Now that I'm 'all grown up' with kids of my own, you'd think I would enjoy the occasional 'word problem at dinnertime' parental privilege. Like I said, I don't even think like that. Obviously, I'm more along the lines of seeing what type of cool costume we can all come up with and wear to the dinner table (notice this does not take one ounce of mathematical skill). So, you would understand my utter shock when Gavin comes at me with a random word problem today. My first thought was "Did Grandpa tell you to do this?"

We're all outside enjoying the beauty of the day. The boys are bouncing basketballs, Chloe's riding her bike and Chuck and I are working in the garden. When out of the blue, Gavin throws a word problem at me. Hello. It's not time for math. Just go bounce your ball and quit thinking. However, this is fun to him. This is who he is. He's always thinking and he's always thinking in word problems.

This is the 'problem' I'm supposed to solve right there on the spot (without paper, pencil or a calculator). "Mom. Say I bounce this ball 1 time every second and I do that for 2 and a quarter minutes...how many times would I bounce the ball?" Uh.....do I have to answer that? Hmmm. Let me quickly turn on the left side of my brain and I'll get back to you. Thankfully, we're only talking 4th grade math here, so my intimidation factor is not quite at it's peak yet. I think I can do this. I was thrilled to give him the answer of '135 times' in just under 5 minutes. "That's right. Good job, Mom." Thanks, Gav.
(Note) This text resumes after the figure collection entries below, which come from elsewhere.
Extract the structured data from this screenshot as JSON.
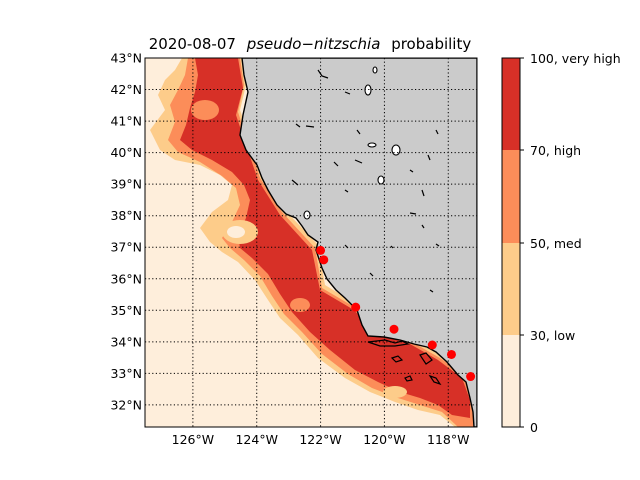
{
  "title": {
    "date": "2020-08-07",
    "italic": "pseudo−nitzschia",
    "suffix": "probability"
  },
  "map": {
    "lon_range": [
      -127.5,
      -117.1
    ],
    "lat_range": [
      31.3,
      43.0
    ],
    "gridlines": "dotted",
    "land_color": "#cbcbcb",
    "coastline_color": "#000000",
    "lat_ticks": [
      "43°N",
      "42°N",
      "41°N",
      "40°N",
      "39°N",
      "38°N",
      "37°N",
      "36°N",
      "35°N",
      "34°N",
      "33°N",
      "32°N"
    ],
    "lon_ticks": [
      "126°W",
      "124°W",
      "122°W",
      "120°W",
      "118°W"
    ]
  },
  "legend": {
    "labels": [
      "100, very high",
      "70, high",
      "50, med",
      "30, low",
      "0"
    ],
    "colors": {
      "very_high": "#d73027",
      "high": "#fc8d59",
      "med": "#fdcc8a",
      "low": "#feeedb"
    }
  },
  "sample_stations": [
    {
      "lon": -122.0,
      "lat": 36.9
    },
    {
      "lon": -121.9,
      "lat": 36.6
    },
    {
      "lon": -120.9,
      "lat": 35.1
    },
    {
      "lon": -119.7,
      "lat": 34.4
    },
    {
      "lon": -118.5,
      "lat": 33.9
    },
    {
      "lon": -117.9,
      "lat": 33.6
    },
    {
      "lon": -117.3,
      "lat": 32.9
    }
  ],
  "station_color": "#ff0000"
}
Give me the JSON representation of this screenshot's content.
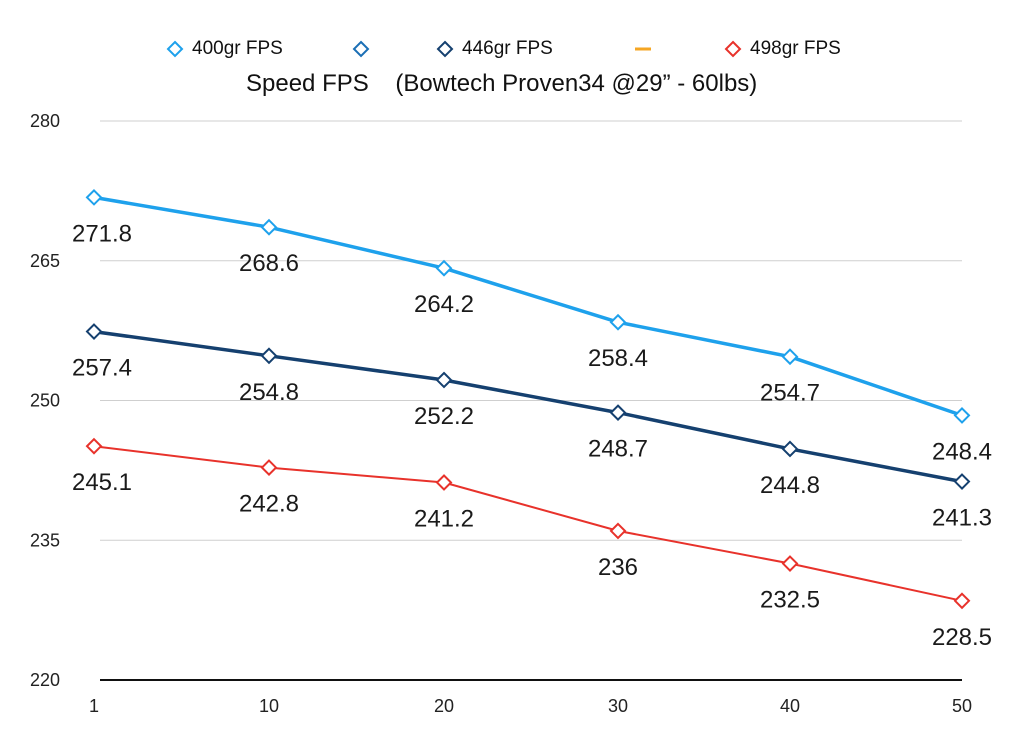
{
  "chart_data": {
    "type": "line",
    "title": "Speed FPS    (Bowtech Proven34 @29” - 60lbs)",
    "xlabel": "",
    "ylabel": "",
    "categories": [
      "1",
      "10",
      "20",
      "30",
      "40",
      "50"
    ],
    "ylim": [
      220,
      280
    ],
    "yticks": [
      "220",
      "235",
      "250",
      "265",
      "280"
    ],
    "grid": true,
    "legend_position": "top",
    "legend": [
      {
        "label": "400gr FPS",
        "color": "#1ea1ec",
        "marker": "diamond"
      },
      {
        "label": "",
        "color": "#1b6fb5",
        "marker": "diamond"
      },
      {
        "label": "446gr FPS",
        "color": "#15406f",
        "marker": "diamond"
      },
      {
        "label": "",
        "color": "#f5a623",
        "marker": "dash"
      },
      {
        "label": "498gr FPS",
        "color": "#e8322b",
        "marker": "diamond"
      }
    ],
    "series": [
      {
        "name": "400gr FPS",
        "color": "#1ea1ec",
        "values": [
          271.8,
          268.6,
          264.2,
          258.4,
          254.7,
          248.4
        ],
        "labels": [
          "271.8",
          "268.6",
          "264.2",
          "258.4",
          "254.7",
          "248.4"
        ]
      },
      {
        "name": "446gr FPS",
        "color": "#15406f",
        "values": [
          257.4,
          254.8,
          252.2,
          248.7,
          244.8,
          241.3
        ],
        "labels": [
          "257.4",
          "254.8",
          "252.2",
          "248.7",
          "244.8",
          "241.3"
        ]
      },
      {
        "name": "498gr FPS",
        "color": "#e8322b",
        "values": [
          245.1,
          242.8,
          241.2,
          236,
          232.5,
          228.5
        ],
        "labels": [
          "245.1",
          "242.8",
          "241.2",
          "236",
          "232.5",
          "228.5"
        ]
      }
    ]
  }
}
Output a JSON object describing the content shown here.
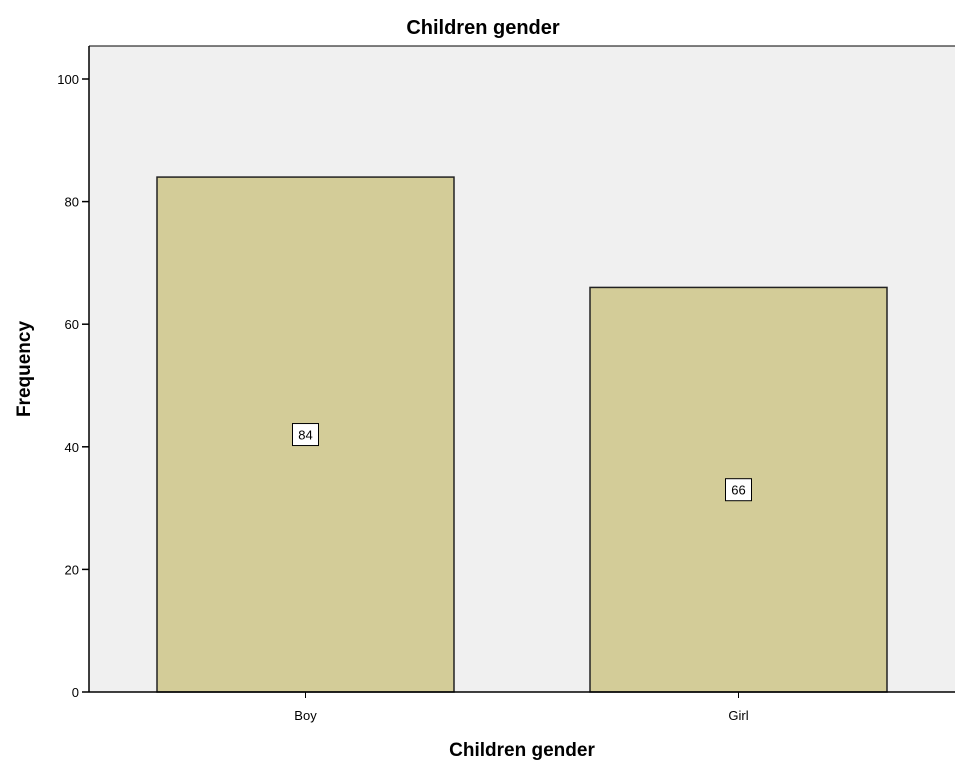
{
  "chart_data": {
    "type": "bar",
    "title": "Children gender",
    "xlabel": "Children gender",
    "ylabel": "Frequency",
    "categories": [
      "Boy",
      "Girl"
    ],
    "values": [
      84,
      66
    ],
    "data_labels": [
      "84",
      "66"
    ],
    "ylim": [
      0,
      105
    ],
    "yticks": [
      0,
      20,
      40,
      60,
      80,
      100
    ],
    "ytick_labels": [
      "0",
      "20",
      "40",
      "60",
      "80",
      "100"
    ],
    "grid": false,
    "legend": "none",
    "colors": {
      "bar_fill": "#d3cc98",
      "bar_stroke": "#222222",
      "plot_background": "#f0f0f0",
      "page_background": "#ffffff"
    }
  }
}
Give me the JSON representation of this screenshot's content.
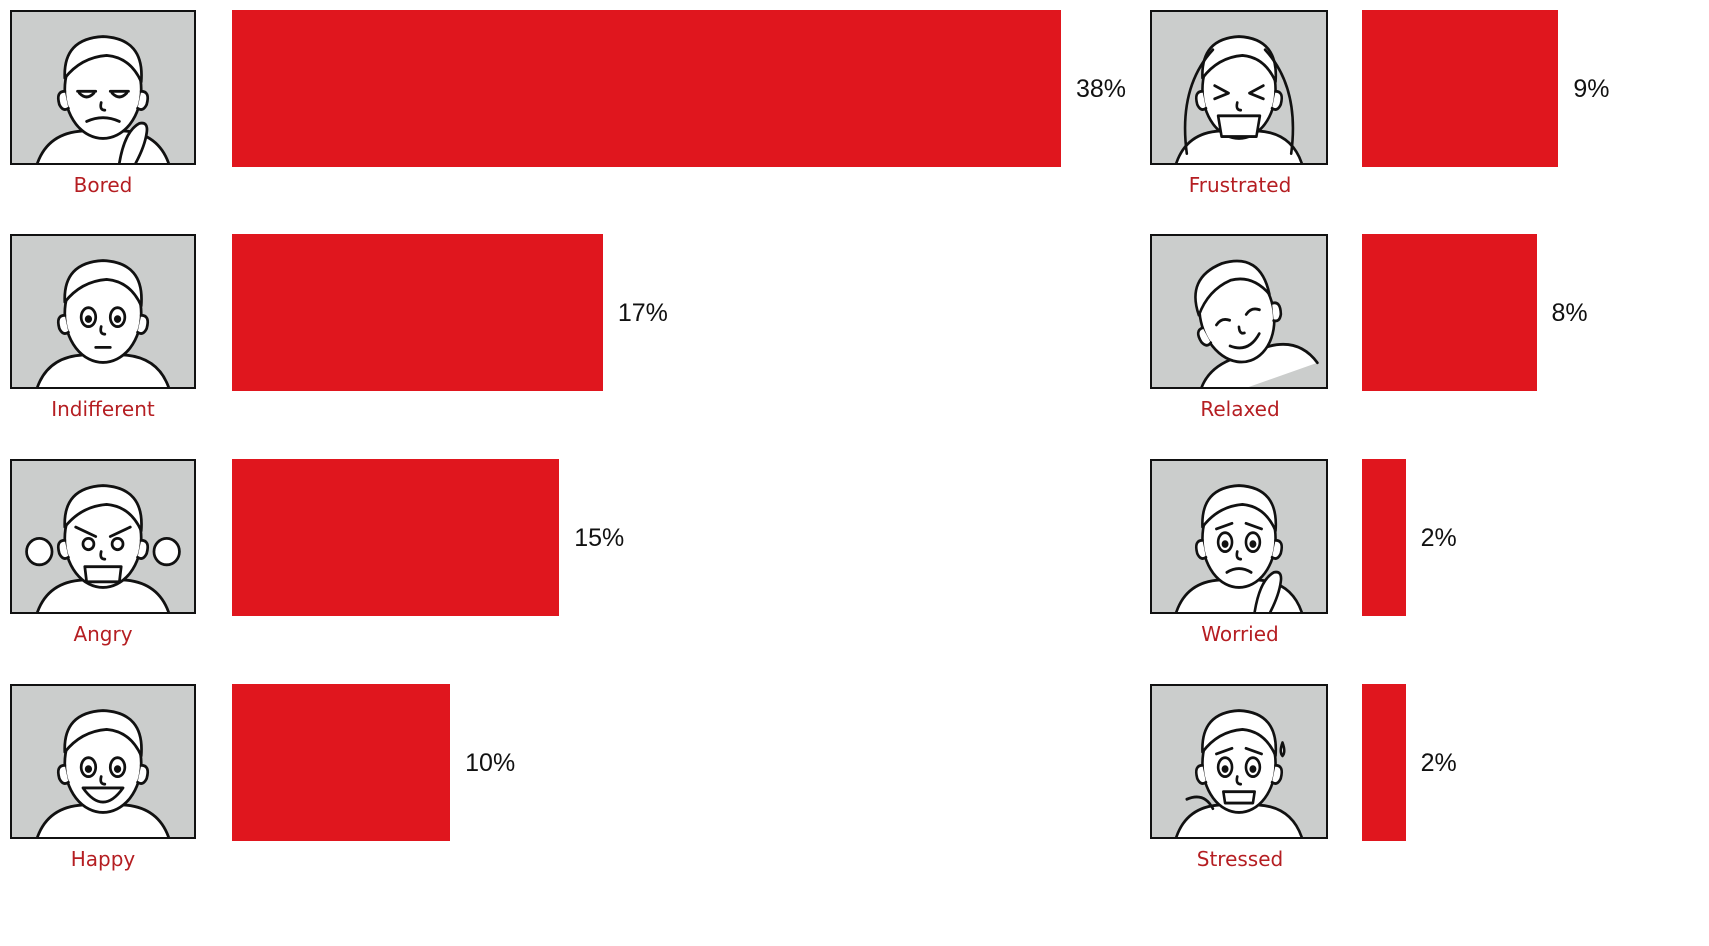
{
  "chart_data": {
    "type": "bar",
    "orientation": "horizontal",
    "layout": "two columns of four rows",
    "bar_color": "#e0161e",
    "label_color": "#b51e22",
    "categories": [
      "Bored",
      "Indifferent",
      "Angry",
      "Happy",
      "Frustrated",
      "Relaxed",
      "Worried",
      "Stressed"
    ],
    "values": [
      38,
      17,
      15,
      10,
      9,
      8,
      2,
      2
    ],
    "value_labels": [
      "38%",
      "17%",
      "15%",
      "10%",
      "9%",
      "8%",
      "2%",
      "2%"
    ],
    "unit": "%",
    "icons": [
      "bored-face-icon",
      "indifferent-face-icon",
      "angry-face-icon",
      "happy-face-icon",
      "frustrated-face-icon",
      "relaxed-face-icon",
      "worried-face-icon",
      "stressed-face-icon"
    ],
    "grid": false,
    "axes_visible": false
  }
}
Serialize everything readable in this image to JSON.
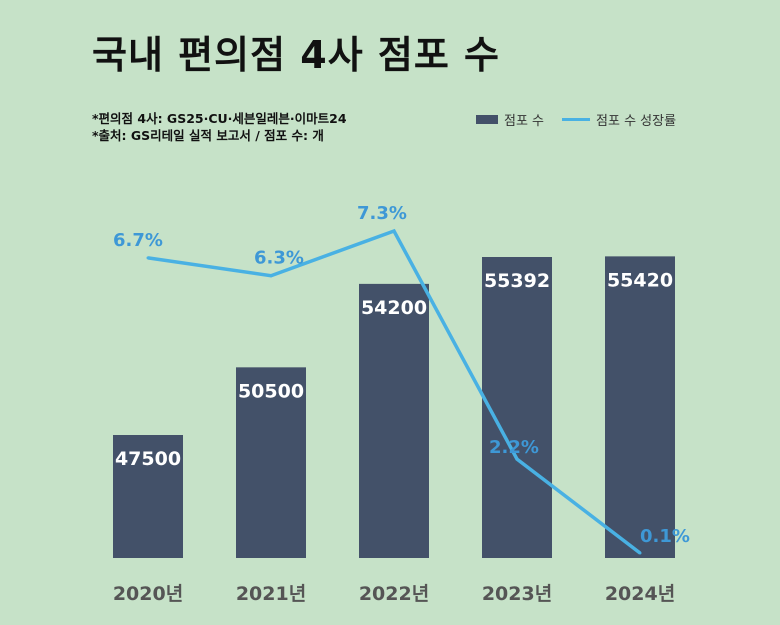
{
  "title": "국내 편의점 4사 점포 수",
  "notes": [
    "*편의점 4사: GS25·CU·세븐일레븐·이마트24",
    "*출처: GS리테일 실적 보고서 / 점포 수: 개"
  ],
  "legend": {
    "bar_label": "점포 수",
    "line_label": "점포 수 성장률"
  },
  "colors": {
    "background": "#c6e2c8",
    "bar": "#435169",
    "line": "#49b1e3",
    "line_label": "#3e98d6",
    "bar_label": "#ffffff",
    "axis_label": "#555555"
  },
  "chart_data": {
    "type": "bar",
    "categories": [
      "2020년",
      "2021년",
      "2022년",
      "2023년",
      "2024년"
    ],
    "series": [
      {
        "name": "점포 수",
        "type": "bar",
        "values": [
          47500,
          50500,
          54200,
          55392,
          55420
        ]
      },
      {
        "name": "점포 수 성장률",
        "type": "line",
        "values": [
          6.7,
          6.3,
          7.3,
          2.2,
          0.1
        ],
        "labels": [
          "6.7%",
          "6.3%",
          "7.3%",
          "2.2%",
          "0.1%"
        ]
      }
    ],
    "bar_labels": [
      "47500",
      "50500",
      "54200",
      "55392",
      "55420"
    ],
    "grid": false,
    "legend_position": "top-right"
  }
}
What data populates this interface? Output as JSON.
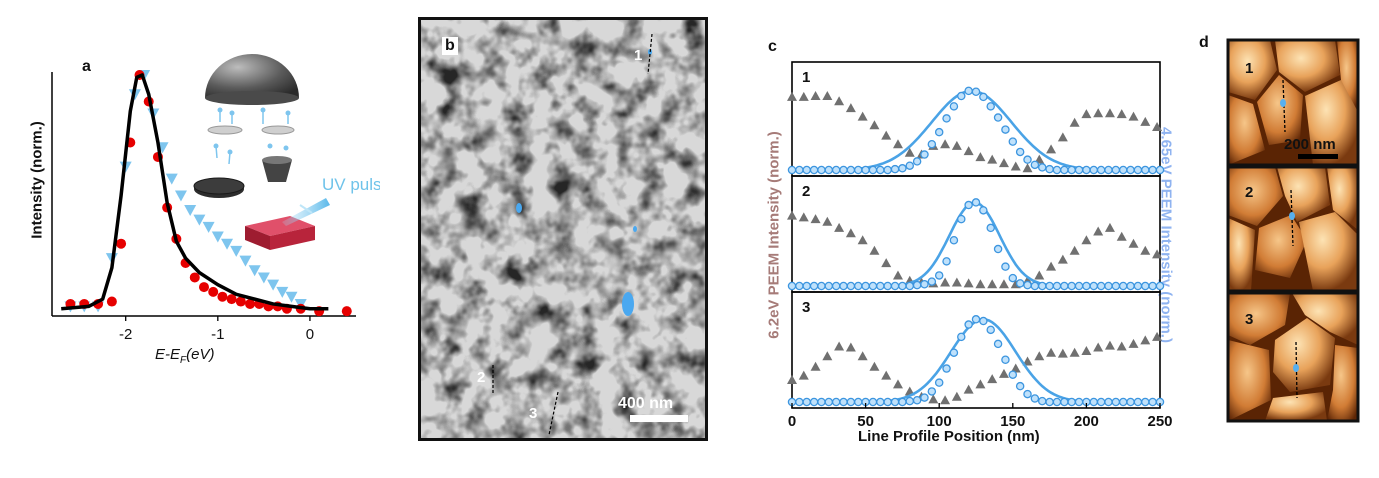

But what's so funny is, just this week, Gavin was having a rough time doing some math problems and was very frustrated. But he still came to me after completing them and said, "Mom, I really like math. I just don't like how hard it is for me." What a neat way to look at it. He doesn't want to quit and give up like I did. He doesn't see it as defining how 'smart' or 'un-smart' he is. He just sees it as something harder than most things, but sill something he enjoys. I wish I could have seen it that way as a kid. Then maybe I wouldn't have been so intimidated by it. Maybe if I could have gone at my own pace or seen it around me in real examples in areas of my daily life (which I'm sure is what my Dad was trying to accomplish) .

I've always held to the opinion that learning happens 24/7. It isn't something that's only done in the confines of a building during the hours of 8 - 3. It's happening all the time...sometimes, we're just not paying attention or listening to our children to see how they're assimilating what they're learning into their little worlds. Today, Gavin just had a huge breakthrough in math. He enjoyed it. He did it on his own terms. He incorporated several different functions. And last but not least, he 'taught' me...the one way you can always tell if someone has learned something, they're able to explain it to someone else. That's confidence. Now maybe that I'm a 'grown-up' I finally have a little more confidence in my math too.